# Kouma and I have been busy (Skelly Cage)



## TearyThunder (Jul 1, 2006)

Kouma and I decided to build a skelly in a cage. He's going in our witch scene as a prisoner.


----------



## Scary Godmother (Oct 13, 2007)

Nice job Teary, looks great. I'm sure that will make a nice addition to your scene!


----------



## kprimm (Mar 14, 2009)

Nice work on the skelly cage, mean ol witch has him all inprisoned.


----------



## TearyThunder (Jul 1, 2006)

Thanks guys, it was a lot fo fun to make. The only gripe I have is that my hand hurts from spray painting the thing after it was built. I was surprised how quickly we got it built (about 2 hours start to finish.)


----------



## Koumajutsu (Aug 9, 2006)

I have to say, I got lucky on this prop. All I had to really do was cut the wood and work the screw gun 
we also split the paint duty


----------



## RoxyBlue (Oct 6, 2008)

TearyThunder said:


> I was surprised how quickly we got it built (about 2 hours start to finish.)


I'm surprised that you were able to get it done in only two hours with an engineer around

My dad is an engineer (now retired) and any project he ever worked on around the house took DAYS, if not weeks to complete. They were, however, done to perfection


----------



## TearyThunder (Jul 1, 2006)

RB, If I had left the it up to Kouma it wouldn't have been completed till after halloween -next- year. He did try to make some suggestions that would have taken us longer to complete. I had to remind him it's a prop and I didn't want to over complicate the darn thing.


----------



## Koumajutsu (Aug 9, 2006)

overcomplicate? All I wanted to do was add a little purposeful inperfections, like crooked bars. You're the one that had to make a template to get the bars spaced uniformly 

oh, and I wanted to make it shorter, so mr skellie would have to be crouched and uncomfortable. Everyone knows, victims taste better after torture


----------



## TearyThunder (Jul 1, 2006)

No, no, that's not what I'm talking about. You wanted to get special drill bits and play with power tools all day. 

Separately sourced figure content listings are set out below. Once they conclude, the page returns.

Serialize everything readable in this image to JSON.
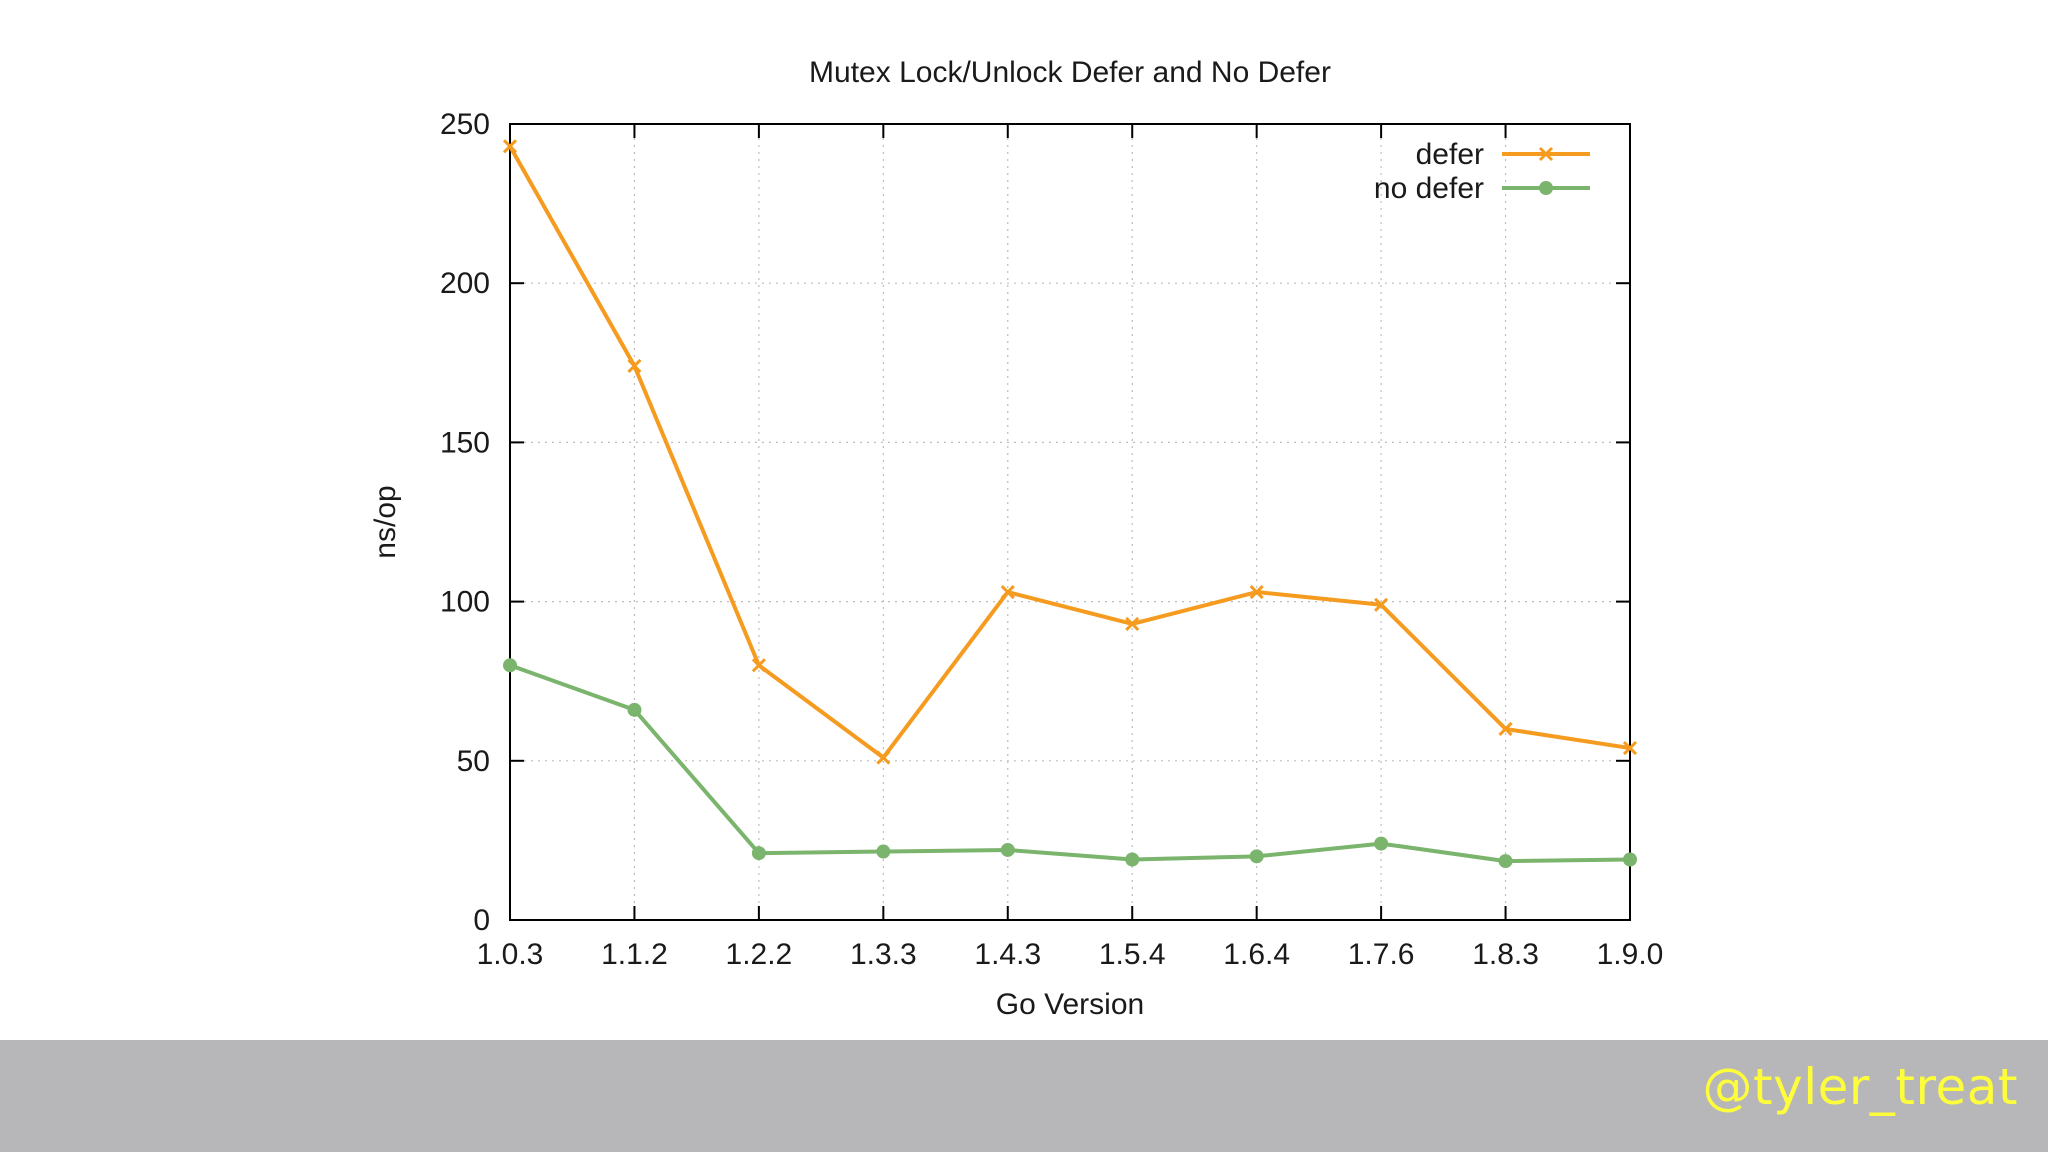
{
  "footer": {
    "handle": "@tyler_treat"
  },
  "chart_data": {
    "type": "line",
    "title": "Mutex Lock/Unlock Defer and No Defer",
    "xlabel": "Go Version",
    "ylabel": "ns/op",
    "categories": [
      "1.0.3",
      "1.1.2",
      "1.2.2",
      "1.3.3",
      "1.4.3",
      "1.5.4",
      "1.6.4",
      "1.7.6",
      "1.8.3",
      "1.9.0"
    ],
    "ylim": [
      0,
      250
    ],
    "yticks": [
      0,
      50,
      100,
      150,
      200,
      250
    ],
    "grid": true,
    "legend_position": "top-right",
    "series": [
      {
        "name": "defer",
        "color": "#f59b1f",
        "marker": "cross",
        "values": [
          243,
          174,
          80,
          51,
          103,
          93,
          103,
          99,
          60,
          54
        ]
      },
      {
        "name": "no defer",
        "color": "#7bb46c",
        "marker": "circle",
        "values": [
          80,
          66,
          21,
          21.5,
          22,
          19,
          20,
          24,
          18.5,
          19
        ]
      }
    ]
  }
}
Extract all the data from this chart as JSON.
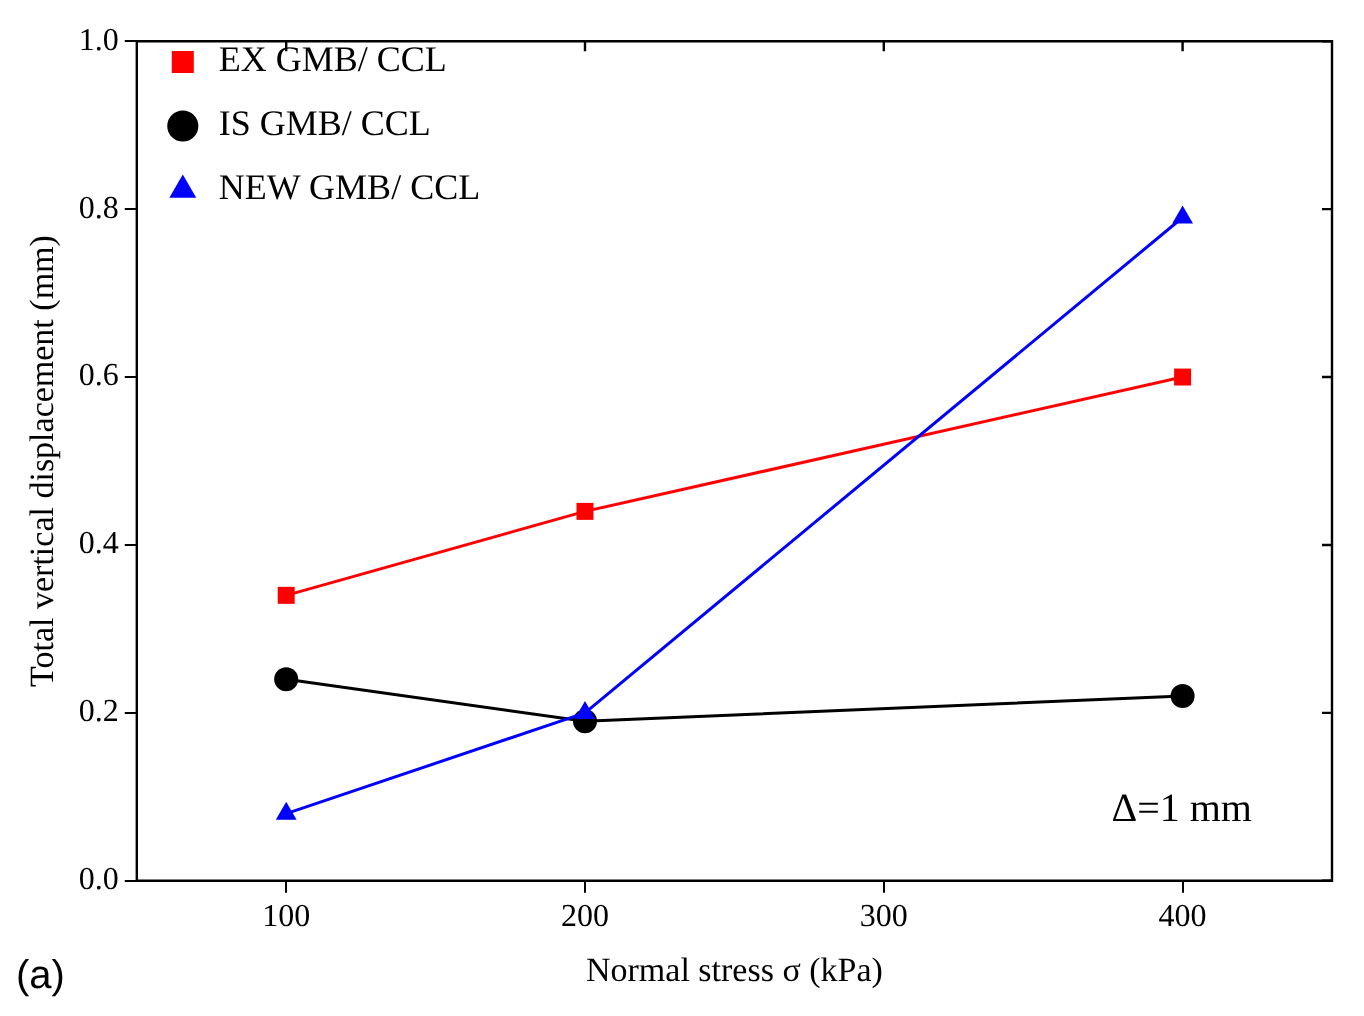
{
  "chart_data": {
    "type": "line",
    "xlabel": "Normal stress σ (kPa)",
    "ylabel": "Total vertical displacement (mm)",
    "x": [
      100,
      200,
      400
    ],
    "series": [
      {
        "name": "EX GMB/ CCL",
        "color": "#ff0000",
        "marker": "square",
        "values": [
          0.34,
          0.44,
          0.6
        ]
      },
      {
        "name": "IS GMB/ CCL",
        "color": "#000000",
        "marker": "circle",
        "values": [
          0.24,
          0.19,
          0.22
        ]
      },
      {
        "name": "NEW GMB/ CCL",
        "color": "#0000ff",
        "marker": "triangle",
        "values": [
          0.08,
          0.2,
          0.79
        ]
      }
    ],
    "xlim": [
      50,
      450
    ],
    "xticks": [
      100,
      200,
      300,
      400
    ],
    "ylim": [
      0,
      1.0
    ],
    "yticks": [
      {
        "value": 0,
        "label": "0.0"
      },
      {
        "value": 0.2,
        "label": "0.2"
      },
      {
        "value": 0.4,
        "label": "0.4"
      },
      {
        "value": 0.6,
        "label": "0.6"
      },
      {
        "value": 0.8,
        "label": "0.8"
      },
      {
        "value": 1.0,
        "label": "1.0"
      }
    ],
    "grid": false,
    "legend": "top left",
    "line_style": "solid",
    "annotations": [
      "Δ=1 mm",
      "(a)"
    ]
  }
}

As for the crooked bars and stuff, if the bars aren't properly spaced the blucky could escape and then you would have to deal with a coven of witches. Not to mention, crooked bars would call for a larger cage and we are limited on space as it is.

Oh and if I was worried about the bars being perfect, I would have got out the tape measure and made sure they were spaced perfectly and not eyeballed it.


----------



## RoxyBlue (Oct 6, 2008)

LOL, you guys sound like you're channeling my parents

Clearly a match made in heaven

And Teary is right - can't have those bars too far apart. Escaped bluckies are just nothin' but trouble.


----------



## Spooky1 (Aug 25, 2008)

In our house, it's Roxy who tells me when I'm an 1/8 of an inch off center.


----------



## Zombies R Us (Jul 9, 2009)

I agree about escaped blucky's, once they are out they are extremely difficult to round up. Only thing worse is an escaped zombie, too bitey! Great prop!


----------